WASHINGTON — The damage has been done now. The Redskins rolled the dice last offseason and it came up snake eyes. Kirk Cousins gambled on himself and won. Now the immediate question is where they go from here to salvage the future.
It’s hard to see the current contract negotiations any other way as NFL free agency approaches on March 9. Washington is almost certain to use the franchise tag on its starting quarterback at $23.94 million by Wednesday’s 4 p.m. deadline. The leverage in these contract talks, which have gone on in some form for almost 18 months, continues to swing Cousins’ way.
The two sides never came close to a deal last offseason after Cousins signed his initial franchise tag on March 2 worth $19.95 million. The Redskins decided they had to see Cousins perform at a high level for another year. That was their right and a decision multiple league insiders thought prudent at the time when asked at the NFL owners’ meetings in Boca Raton, Fla. last March.
But if the decision was understandable, the risks were also obvious. Even a decent season in 2016 from Cousins and Washington’s leverage would wane further. And it never really had much in the first place.
Cousins had the will to wait. He didn’t jump at a lowball offer and the team wasn’t willing to go higher at the time. Now it will take extreme organizational discipline to pull back from the brink. Given that Redskins radio analyst and former star tight end Chris Cooley openly wondered on air if general manager Scot McCloughan was drinking earlier this month, that seems unlikely.

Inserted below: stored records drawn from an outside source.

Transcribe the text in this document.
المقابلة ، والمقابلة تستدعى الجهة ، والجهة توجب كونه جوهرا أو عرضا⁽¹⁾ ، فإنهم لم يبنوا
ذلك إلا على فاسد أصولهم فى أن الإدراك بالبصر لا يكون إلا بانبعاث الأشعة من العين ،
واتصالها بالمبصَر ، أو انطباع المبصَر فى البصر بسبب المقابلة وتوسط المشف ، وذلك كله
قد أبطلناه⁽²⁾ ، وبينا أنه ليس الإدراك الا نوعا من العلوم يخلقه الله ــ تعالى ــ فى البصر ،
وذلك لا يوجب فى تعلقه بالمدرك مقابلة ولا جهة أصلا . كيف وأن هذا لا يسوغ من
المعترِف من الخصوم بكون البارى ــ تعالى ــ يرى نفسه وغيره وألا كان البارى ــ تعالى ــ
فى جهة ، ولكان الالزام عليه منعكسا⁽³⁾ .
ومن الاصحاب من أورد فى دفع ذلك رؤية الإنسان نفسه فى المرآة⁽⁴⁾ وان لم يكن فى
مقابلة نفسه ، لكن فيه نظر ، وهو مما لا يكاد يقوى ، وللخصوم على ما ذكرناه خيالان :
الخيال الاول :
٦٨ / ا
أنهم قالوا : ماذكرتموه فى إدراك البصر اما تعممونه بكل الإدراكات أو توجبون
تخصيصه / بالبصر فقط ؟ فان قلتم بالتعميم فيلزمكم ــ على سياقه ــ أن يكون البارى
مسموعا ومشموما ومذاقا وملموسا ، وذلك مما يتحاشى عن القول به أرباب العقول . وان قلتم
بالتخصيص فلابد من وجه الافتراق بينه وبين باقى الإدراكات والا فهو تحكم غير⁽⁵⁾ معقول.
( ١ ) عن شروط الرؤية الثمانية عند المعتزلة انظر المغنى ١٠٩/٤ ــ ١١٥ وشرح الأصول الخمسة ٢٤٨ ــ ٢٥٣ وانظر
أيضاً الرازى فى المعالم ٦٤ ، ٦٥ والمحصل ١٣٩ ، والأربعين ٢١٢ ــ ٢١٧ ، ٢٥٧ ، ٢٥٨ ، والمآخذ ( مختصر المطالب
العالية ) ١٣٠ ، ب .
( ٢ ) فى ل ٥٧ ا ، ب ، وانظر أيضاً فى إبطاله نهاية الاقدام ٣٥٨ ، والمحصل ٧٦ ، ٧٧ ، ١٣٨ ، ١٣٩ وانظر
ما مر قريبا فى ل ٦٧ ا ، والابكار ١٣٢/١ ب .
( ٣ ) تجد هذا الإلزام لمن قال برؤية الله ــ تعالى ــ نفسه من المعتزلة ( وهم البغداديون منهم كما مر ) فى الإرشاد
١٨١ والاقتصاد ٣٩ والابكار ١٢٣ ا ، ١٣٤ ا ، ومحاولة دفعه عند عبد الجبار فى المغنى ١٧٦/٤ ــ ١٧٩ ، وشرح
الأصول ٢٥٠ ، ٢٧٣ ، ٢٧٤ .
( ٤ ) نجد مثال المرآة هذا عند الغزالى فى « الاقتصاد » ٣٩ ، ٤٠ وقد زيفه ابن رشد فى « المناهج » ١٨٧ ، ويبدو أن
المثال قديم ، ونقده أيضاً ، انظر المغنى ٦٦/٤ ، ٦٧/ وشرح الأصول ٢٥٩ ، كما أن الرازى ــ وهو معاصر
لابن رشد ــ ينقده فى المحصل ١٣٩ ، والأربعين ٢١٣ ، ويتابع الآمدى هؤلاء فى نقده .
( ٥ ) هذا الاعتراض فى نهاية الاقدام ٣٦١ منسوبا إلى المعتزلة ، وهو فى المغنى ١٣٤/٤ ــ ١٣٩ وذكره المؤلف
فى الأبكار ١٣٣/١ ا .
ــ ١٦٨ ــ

But if you’re in a conference room at Redskins Park this week and need to map out a plan for the NFL Combine in Indianapolis, here are some options to present to owner Dan Snyder and team president Bruce Allen to salvage these negotiations.
Make Cousins an offer he can’t refuse
This isn’t what they want to do. But Cousins can sign the franchise tag, take his guaranteed money and skip out the door after next season. The Redskins would need to guarantee $34.4 million to use the tag one last time and that’s way too much for any player. They could use the transition tag at $28.78 million in 2018. That isn’t happening, either, with a number that will be about 15 percent of an expected salary cap around $175 million.
Cousins and agent Mike McCartney believe the open market will set a high price. But at least make them think about it. Put an offer out comparable to what Andrew Luck got from the Colts in 2016 (Six years, $122.97 million, $87 million practical guarantees, $44 million guaranteed at signing). If Cousins is happy in Washington, he’ll take it — or at least negotiate. If he’s intent on maximizing his value, not making a deal, it will be obvious.
This is tricky. Cousins can sense the dysfunction in the front office. Everyone can. He also has a clear escape route. Washington has until the July 15 deadline to convince him things are still headed in the right direction. But how do you make that argument? Head coach Jay Gruden has just two years left on his contract. The top two wide receivers (Pierre Garcon, DeSean Jackson) are headed to free agency. The defense appears to be a rebuilding project and is on its third coordinator in four years.
The Redskins must move fast to solidify that offense, express confidence that Gruden will be around in 2018 and rebuild the defense quickly. That’s a lot for one offseason, but they can also sell a good offensive line, other top weapons like tight end Jordan Reed and wide receiver Jamison Crowder and 17 wins over two seasons. It’s not like this is a 3-13 team. It just feels like it sometimes.
Find a trade partner
Cousins has two former offensive coordinators whom he knows believed in him in Washington — Sean McVay in Los Angeles and Kyle Shanahan in San Francisco — now running their own teams as head coaches. There are other clubs desperate for help at quarterback (Cleveland Browns, New York Jets, Buffalo Bills). There always are. Meanwhile, the Redskins low-balled Cousins last year and have a history of not believing in him. As recently as 22 months ago, Cousins wanted a trade if 2015 training camp wasn’t going to be a legitimate competition with Robert Griffin III.
Washington could simply decide to get something of value now. If it tries to sign Cousins to a long-term deal by the July 15 deadline and fails, Cousins could play out the season and leave eight months later for no compensation — barring the transition tag, which would net them a third-round compensation pick. That would be a disaster and it is that time crunch that could force a trade sooner than the team would like.
Gruden wants and needs Cousins to stay. But if this is looked upon as a roster rebuild, the Redskins could flip Cousins for the draft picks that could speed up that process, start backup Colt McCoy, under contract for two more years, and develop a young quarterback for the future. There’s the makings of a deal with San Francisco, which has an immediate opening at quarterback, the No. 2 overall pick and Shanahan.
Little good is expected between now and the July 15 deadline anyway except that other quarterbacks will sign extensions (Matthew Stafford with Detroit, Derek Carr with Oakland) that could reset the market again. If Cousins is determined to maximize his value, those potential deals will likely only raise the price for Washington, which always appears a reluctant suitor.
None of these options are ideal, but the Redskins must decide quickly which is worst and avoid it at all costs. If the front office isn’t thinking clearly, it could make a mistake in the next 36 hours that could haunt the franchise for years. No pressure.